Camex eleva imposto de importação do aço e realinha tarifas de bens essenciais

Camex eleva imposto de importação do aço e realinha tarifas de bens essenciais

A Câmara de Comércio Exterior (Gecex/Camex) aprovou nesta quarta-feira (28) a elevação do Imposto de Importação para nove NCMs (Nomenclaturas Comuns do Mercosul) do aço. As novas alíquotas, que passaram de 10,8% e 12,6% para 25%, terão validade por 12 meses.

Realinhamento das tarifas

Além do aumento no imposto sobre o aço, a Camex também aprovou um realinhamento das alíquotas do Imposto de Importação para bens de capital (BK) e bens de informática e telecomunicações (BIT). Segundo as novas regras, NCMs com alíquota inferior a 7,2% passarão a ter essa mesma alíquota, enquanto aquelas entre 7,2% e 12,6% serão ajustadas para 12,6%. Produtos que atualmente têm alíquota entre 12,6% e 20% passarão a ser tarifados em 20%.

Prazo e enquadramento

O Ministério do Desenvolvimento, Indústria, Comércio e Serviços (MDIC) informou que as mudanças nas alíquotas entram em vigor em 1º de março. Para itens que não possuem produção nacional, os importadores poderão solicitar o enquadramento no regime de ex-tarifário, que pode reduzir ou zerar a alíquota de importação. O prazo para solicitar esse enquadramento é até a data de entrada em vigor das novas alíquotas.

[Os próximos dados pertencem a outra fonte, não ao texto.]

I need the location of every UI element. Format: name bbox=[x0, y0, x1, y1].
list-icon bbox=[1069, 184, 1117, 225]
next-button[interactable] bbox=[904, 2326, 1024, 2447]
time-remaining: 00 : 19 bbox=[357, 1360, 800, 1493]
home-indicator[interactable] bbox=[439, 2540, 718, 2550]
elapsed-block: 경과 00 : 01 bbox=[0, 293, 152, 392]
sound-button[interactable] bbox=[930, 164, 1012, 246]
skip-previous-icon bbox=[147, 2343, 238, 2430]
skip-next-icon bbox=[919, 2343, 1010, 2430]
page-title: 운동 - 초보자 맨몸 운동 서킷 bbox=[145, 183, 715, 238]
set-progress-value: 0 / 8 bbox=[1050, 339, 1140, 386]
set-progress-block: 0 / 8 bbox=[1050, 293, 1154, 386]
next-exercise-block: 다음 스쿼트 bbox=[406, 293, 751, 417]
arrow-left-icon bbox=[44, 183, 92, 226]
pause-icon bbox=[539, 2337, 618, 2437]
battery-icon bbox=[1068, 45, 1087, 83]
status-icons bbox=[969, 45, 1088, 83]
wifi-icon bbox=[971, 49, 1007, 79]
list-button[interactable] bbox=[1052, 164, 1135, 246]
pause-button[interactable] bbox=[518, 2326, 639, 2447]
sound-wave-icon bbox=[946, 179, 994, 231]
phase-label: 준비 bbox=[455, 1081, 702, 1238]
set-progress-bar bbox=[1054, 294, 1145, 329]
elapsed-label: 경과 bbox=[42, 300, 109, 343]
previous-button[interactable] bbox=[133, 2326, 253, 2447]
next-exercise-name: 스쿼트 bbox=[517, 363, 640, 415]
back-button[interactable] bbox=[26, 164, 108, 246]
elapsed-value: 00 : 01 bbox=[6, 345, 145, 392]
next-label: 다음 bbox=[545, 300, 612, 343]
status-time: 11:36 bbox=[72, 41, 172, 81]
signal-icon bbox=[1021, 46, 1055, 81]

Direito antidumping e isenções

A Camex também decidiu aplicar um direito antidumping definitivo, com vigência de cinco anos, às importações de aços pré-pintados provenientes da China e da Índia. Por outro lado, a alíquota foi zerada para diversos produtos, incluindo insumos essenciais para as indústrias química, têxtil e agropecuária, além de um medicamento utilizado no tratamento da depressão.

Opinião

As mudanças nas alíquotas de importação refletem uma estratégia do governo para fortalecer a indústria nacional, mas podem gerar impactos significativos nos preços para o consumidor final.